Perforation of Steel Plates at Various Temperatures

Abstract

The primary objective of this thesis was to investigate how the temperature affects the perforation resistance of the high-strength steel Armox 500T and the low-strength steel NVE 36. This was investigated both experimentally and numerically. Tensile tests were conducted at room temperature to obtain the material properties for both materials. The Armox 500T was shown to have a yield stress of about four times the yield stress of the NVE 36 steel, while for the ductility the opposite was true. The Modified Johnson-Cook constitutive relation and the Cockcroft-Latham fracture criterion were calibrated using the material data obtained from the tensile tests.

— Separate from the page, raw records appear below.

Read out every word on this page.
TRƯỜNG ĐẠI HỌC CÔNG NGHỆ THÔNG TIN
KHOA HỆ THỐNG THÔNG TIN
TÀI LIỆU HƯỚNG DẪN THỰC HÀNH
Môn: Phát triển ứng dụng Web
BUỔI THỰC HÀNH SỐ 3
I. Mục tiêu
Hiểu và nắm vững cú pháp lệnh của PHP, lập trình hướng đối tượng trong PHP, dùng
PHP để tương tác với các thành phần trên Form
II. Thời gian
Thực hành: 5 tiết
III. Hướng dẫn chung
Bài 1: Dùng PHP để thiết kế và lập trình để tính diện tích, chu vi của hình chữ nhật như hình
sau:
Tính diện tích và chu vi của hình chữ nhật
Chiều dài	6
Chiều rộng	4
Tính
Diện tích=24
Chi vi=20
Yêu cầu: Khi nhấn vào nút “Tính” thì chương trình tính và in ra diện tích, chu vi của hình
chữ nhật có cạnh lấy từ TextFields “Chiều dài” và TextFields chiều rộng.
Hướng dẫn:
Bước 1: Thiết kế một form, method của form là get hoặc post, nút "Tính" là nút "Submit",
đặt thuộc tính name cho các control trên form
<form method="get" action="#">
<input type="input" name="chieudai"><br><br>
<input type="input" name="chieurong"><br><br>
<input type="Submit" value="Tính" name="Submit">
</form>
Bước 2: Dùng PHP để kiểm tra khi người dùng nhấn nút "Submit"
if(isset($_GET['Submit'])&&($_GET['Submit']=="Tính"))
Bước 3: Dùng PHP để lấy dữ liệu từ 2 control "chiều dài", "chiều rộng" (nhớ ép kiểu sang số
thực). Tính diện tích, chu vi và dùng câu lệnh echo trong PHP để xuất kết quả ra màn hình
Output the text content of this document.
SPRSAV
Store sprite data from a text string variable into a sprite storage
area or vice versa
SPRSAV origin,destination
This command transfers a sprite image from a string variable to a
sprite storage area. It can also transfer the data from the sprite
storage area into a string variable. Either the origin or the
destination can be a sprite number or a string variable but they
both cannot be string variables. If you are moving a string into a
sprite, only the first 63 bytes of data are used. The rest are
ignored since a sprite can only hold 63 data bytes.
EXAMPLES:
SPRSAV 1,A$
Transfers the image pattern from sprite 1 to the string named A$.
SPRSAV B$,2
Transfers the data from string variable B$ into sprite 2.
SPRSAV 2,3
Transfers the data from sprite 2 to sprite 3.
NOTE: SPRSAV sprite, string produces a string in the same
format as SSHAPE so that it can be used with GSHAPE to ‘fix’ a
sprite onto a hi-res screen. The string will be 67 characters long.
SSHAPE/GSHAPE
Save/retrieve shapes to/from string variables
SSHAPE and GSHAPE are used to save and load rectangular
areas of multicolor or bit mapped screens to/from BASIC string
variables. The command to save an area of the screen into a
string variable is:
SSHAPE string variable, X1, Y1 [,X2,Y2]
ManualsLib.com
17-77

By inverse modeling, the model constants were tuned until wanted material behaviour was obtained. Ballistic impact experiments were conducted at room temperature and at -40 ◦C. The target plates were subjected to impacts using 7.62 mm APM2 bullets. The objective was to determine the ballistic limit curve by curve fitting the Recht-Ipson model to the experimental data. Only a minor positive effect on the ballistic limit velocity was observed for the lowest temperature. The failure modes were shown to be more sensitive to different initial velocities than temperature inside the tested range. Numerical analyses were conducted using IMPETUS Afea Solver with the model constants obtained from the inverse modeling. The simulations gave good results for the ballistic limit velocity and they were able to capture the trends seen in the experiments with regards to failure modes. Ductile hole growth was shown to be the main failure mode for both materials at various temperatures. A sensitivity study was performed to see how sensitive the base models were to changes in different parameters.